A distanza di 10 giorni dal primo post, abbiamo ricevuto moltissime richieste per avere ancora più notizie sulla straordinaria canna G.Loomis Pro Blue 843S e della sua sorella maggiore, la Pro Blue 844S. Lasciamo quindi la parola a Riccardo Tamburini:

"Parlare di spinning al tonno con una certa autorevolezza oggi come oggi può far sorridere. Questa entusiasmante tecnica è infatti, in Mediterraneo, solo agli albori anche se i primi confortanti esperimenti lasciano ben sperare.

 

Rispetto a ciò che accade in altri mari ed oceani, è emersa sin da subito una difficoltà, che è quella di insidiare pesci di taglia ragguardevole con artificiali molto piccoli, spesso dedicati a specie assai diverse dal tonno.

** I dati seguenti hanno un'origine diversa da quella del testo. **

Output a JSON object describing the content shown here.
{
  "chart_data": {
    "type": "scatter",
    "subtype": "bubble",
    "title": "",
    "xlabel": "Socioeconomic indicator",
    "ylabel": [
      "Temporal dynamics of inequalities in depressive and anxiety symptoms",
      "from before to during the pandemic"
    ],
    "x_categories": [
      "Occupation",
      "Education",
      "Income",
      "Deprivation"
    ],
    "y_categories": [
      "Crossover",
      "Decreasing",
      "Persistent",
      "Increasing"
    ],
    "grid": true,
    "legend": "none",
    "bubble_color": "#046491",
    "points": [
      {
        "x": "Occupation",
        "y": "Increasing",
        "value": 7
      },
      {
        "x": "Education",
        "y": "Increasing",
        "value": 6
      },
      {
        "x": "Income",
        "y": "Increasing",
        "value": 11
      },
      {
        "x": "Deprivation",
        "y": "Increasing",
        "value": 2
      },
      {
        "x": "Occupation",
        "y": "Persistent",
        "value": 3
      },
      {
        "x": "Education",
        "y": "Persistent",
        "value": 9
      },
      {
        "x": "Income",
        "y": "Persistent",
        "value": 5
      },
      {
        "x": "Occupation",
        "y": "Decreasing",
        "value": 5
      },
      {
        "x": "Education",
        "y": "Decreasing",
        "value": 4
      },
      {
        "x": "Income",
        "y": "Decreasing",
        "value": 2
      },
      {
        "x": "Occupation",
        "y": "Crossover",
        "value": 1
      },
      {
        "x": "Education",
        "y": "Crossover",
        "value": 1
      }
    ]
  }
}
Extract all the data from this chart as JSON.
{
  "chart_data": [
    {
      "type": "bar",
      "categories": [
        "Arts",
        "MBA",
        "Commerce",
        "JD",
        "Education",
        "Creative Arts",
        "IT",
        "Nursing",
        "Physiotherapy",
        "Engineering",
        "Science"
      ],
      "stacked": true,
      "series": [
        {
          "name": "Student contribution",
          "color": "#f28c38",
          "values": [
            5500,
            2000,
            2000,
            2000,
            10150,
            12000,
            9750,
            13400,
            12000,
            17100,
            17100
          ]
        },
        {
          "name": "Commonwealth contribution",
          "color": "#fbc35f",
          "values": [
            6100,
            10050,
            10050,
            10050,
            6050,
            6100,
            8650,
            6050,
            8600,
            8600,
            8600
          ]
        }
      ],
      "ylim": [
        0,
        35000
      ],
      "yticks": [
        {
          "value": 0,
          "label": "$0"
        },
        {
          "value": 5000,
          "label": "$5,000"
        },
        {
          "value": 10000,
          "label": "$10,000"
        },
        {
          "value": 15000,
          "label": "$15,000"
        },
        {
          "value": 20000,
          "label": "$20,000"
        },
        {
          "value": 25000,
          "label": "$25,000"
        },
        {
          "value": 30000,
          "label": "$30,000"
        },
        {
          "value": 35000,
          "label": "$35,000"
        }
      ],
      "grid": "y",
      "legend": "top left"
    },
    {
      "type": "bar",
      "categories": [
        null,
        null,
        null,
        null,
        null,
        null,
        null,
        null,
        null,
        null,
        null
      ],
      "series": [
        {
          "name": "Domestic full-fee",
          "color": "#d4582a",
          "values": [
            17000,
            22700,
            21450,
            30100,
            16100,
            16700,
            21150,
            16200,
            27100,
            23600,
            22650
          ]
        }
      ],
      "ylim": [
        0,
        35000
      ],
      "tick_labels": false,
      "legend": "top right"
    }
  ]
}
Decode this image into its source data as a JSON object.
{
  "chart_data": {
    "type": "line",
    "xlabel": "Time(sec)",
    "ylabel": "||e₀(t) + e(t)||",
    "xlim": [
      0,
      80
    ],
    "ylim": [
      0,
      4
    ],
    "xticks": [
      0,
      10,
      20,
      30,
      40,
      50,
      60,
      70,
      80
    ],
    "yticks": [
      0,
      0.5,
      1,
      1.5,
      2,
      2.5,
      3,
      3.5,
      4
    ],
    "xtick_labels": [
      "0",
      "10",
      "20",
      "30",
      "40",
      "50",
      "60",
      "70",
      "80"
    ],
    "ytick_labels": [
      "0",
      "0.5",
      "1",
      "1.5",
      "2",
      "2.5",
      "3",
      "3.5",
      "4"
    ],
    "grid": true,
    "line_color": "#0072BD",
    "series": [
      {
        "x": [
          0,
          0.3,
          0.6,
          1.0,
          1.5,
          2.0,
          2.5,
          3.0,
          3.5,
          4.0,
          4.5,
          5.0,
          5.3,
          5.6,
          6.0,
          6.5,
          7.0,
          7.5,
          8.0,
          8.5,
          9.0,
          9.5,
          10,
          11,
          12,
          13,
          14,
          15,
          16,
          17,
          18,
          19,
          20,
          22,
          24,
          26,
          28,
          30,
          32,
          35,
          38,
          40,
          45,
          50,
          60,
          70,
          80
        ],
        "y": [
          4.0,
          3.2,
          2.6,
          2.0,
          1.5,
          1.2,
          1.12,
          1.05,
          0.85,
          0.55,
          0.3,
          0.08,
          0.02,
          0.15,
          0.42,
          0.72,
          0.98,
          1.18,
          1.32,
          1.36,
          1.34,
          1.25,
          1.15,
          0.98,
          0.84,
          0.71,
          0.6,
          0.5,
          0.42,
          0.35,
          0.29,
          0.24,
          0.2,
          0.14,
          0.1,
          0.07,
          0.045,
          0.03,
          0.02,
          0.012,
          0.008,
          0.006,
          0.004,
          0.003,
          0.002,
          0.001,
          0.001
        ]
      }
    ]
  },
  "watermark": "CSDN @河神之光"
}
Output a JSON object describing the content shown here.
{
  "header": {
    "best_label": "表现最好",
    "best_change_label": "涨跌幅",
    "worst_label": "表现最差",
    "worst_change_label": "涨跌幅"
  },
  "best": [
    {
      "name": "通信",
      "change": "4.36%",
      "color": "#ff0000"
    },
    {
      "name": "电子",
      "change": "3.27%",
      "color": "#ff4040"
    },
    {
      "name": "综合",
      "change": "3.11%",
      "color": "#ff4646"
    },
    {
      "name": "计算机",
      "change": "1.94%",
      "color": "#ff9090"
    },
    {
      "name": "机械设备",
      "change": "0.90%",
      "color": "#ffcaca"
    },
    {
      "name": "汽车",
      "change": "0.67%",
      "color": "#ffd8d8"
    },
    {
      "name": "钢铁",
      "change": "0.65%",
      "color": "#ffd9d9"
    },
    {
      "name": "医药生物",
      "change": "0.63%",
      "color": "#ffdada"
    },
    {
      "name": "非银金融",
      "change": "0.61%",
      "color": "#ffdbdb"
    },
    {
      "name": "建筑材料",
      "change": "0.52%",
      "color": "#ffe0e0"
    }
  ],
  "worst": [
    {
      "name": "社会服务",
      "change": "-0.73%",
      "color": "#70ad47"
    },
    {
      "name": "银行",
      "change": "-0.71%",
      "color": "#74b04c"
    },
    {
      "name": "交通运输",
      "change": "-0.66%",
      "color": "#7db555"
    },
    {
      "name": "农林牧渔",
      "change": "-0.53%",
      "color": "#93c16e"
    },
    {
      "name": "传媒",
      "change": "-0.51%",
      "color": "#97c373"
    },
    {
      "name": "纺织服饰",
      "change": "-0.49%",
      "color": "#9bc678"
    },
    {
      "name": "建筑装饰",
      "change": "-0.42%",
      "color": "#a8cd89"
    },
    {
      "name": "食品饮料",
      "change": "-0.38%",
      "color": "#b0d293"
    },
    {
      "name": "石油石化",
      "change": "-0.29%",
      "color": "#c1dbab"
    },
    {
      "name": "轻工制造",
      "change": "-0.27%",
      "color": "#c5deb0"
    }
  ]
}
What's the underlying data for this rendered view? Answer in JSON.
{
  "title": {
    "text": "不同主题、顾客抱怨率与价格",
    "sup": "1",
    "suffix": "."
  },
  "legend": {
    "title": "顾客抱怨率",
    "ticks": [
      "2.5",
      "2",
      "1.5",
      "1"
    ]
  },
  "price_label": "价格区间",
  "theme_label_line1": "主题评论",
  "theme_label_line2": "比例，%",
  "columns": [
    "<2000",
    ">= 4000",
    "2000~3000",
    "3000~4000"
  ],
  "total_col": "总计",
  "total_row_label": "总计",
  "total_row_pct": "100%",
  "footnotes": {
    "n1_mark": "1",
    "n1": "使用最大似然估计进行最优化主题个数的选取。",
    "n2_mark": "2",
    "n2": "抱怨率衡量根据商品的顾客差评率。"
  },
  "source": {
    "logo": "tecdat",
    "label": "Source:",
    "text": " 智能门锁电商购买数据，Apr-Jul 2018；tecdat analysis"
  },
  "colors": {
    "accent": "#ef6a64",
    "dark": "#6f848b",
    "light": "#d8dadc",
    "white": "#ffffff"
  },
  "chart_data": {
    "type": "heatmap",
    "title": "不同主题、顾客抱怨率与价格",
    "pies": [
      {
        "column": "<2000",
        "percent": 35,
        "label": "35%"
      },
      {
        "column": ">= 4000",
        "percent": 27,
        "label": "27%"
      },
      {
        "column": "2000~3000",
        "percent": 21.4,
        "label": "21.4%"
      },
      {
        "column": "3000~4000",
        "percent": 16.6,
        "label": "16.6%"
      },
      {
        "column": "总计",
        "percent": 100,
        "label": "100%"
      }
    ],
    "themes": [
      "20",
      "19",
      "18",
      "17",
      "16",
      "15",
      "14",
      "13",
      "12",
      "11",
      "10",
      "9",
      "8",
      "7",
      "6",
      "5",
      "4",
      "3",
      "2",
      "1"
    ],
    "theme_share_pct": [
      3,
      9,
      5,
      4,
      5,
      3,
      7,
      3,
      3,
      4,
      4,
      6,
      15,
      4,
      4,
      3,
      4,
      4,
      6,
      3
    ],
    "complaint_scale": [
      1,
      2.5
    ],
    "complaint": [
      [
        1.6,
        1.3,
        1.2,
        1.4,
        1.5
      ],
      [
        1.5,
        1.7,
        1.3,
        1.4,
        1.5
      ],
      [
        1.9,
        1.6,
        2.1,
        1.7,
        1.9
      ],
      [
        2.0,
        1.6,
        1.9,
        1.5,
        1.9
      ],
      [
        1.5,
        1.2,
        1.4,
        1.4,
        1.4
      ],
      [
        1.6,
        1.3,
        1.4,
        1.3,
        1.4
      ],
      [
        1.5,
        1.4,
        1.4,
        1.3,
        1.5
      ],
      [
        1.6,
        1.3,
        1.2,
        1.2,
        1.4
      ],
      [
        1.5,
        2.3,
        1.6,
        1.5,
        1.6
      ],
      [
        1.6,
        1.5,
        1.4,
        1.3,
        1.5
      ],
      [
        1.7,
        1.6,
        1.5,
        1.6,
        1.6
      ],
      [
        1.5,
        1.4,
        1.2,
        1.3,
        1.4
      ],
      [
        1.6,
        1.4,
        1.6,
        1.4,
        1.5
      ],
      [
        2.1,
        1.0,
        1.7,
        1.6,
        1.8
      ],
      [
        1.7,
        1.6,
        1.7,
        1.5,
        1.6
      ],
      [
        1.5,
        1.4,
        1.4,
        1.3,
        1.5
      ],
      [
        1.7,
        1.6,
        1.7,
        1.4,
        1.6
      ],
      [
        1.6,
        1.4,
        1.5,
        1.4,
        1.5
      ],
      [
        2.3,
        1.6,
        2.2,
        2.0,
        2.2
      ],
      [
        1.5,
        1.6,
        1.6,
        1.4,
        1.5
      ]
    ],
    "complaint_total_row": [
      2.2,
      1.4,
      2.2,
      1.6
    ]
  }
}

La difficoltà non è tanto del pescatore, quanto di chi deve realizzare canne con un fusto che abbia una parte terminale sensibile e nel contempo un “backbone” o tallone,  capace di contrastare con efficacia le fughe di pesci particolarmente potenti. Non sono molte le aziende che hanno già in casa prodotti di questo tipo: spesso nasce prima l’esigenza di pesca, e chi deve soddisfare la richiesta è costretto ad inseguire sin da subito. Loomis vanta una notevole tradizione nello sviluppo di canne adatte allo spinning marino disponendo di un catalogo davvero ricco, anche se non tutto viene commercializzato in Europa.

 

 

Un esempio lampante sono le canne più robuste della serie Pro Blue, come la 843S ed ancora meglio la 844S capaci di tenere testa a tonni di taglia anche superiore a quella minima di legge. Questa canna esprime il meglio di se proprio nelle condizioni di cui abbiamo parlato, ossia quando i tonni si nutrono di minutaglia e disdegnano sistematicamente gli artificiali di buone dimensioni.  In queste occasioni spesso risultano vincenti i metal jigs, anche di appena 14 grammi, ovviamente privati dell’ancoretta di serie che andrà sostituita con un amo singolo di buone dimensioni; grazie alla sensibilità del cimino il pescatore riuscirà a percepire le vibrazioni degli artificiali più leggeri, mentre la conicità pronunciata del fusto garantirà la necessaria potenza del primo terzo, permettendo combattimenti veloci grazie alla sua rapidità, unico strumento per tenere il pesce sotto costante pressione durante il recupero.

A prima vista il grip anteriore di queste canne può sembrare “minimal” ma molti spinners preferiscono così, avendo modo, nei recuperi a due mani, di poter mettere alcune dita direttamente sul fusto per avere una presa ancor più diretta col pesce. Manca una crociera, ma le moderne cinture da combattimento adatte allo spinning hanno la particolarità di poter essere utilizzate anche senza questo accessorio. Gli anelli sono Fuji Alconite, il miglior compromesso tra qualità e prezzo quando sono necessarie ottime doti di resistenza all’abrasione, imprescindibili, tra l’altro, quando si usano i moderni multifibra."

 

Riccardo Tamburini

 

 


Le canne Pro Blue sono caratterizzate da un'azione fast, sono entrambe monopezzo e di lunghezza pari a 7'. L'abbinamento perfetto per la canna G.Loomis 843S va dalle 12 alle 25 libre, mentre per la canna G.Loomis 844S è consigliato un line rate dalle 15 alle 30 libre.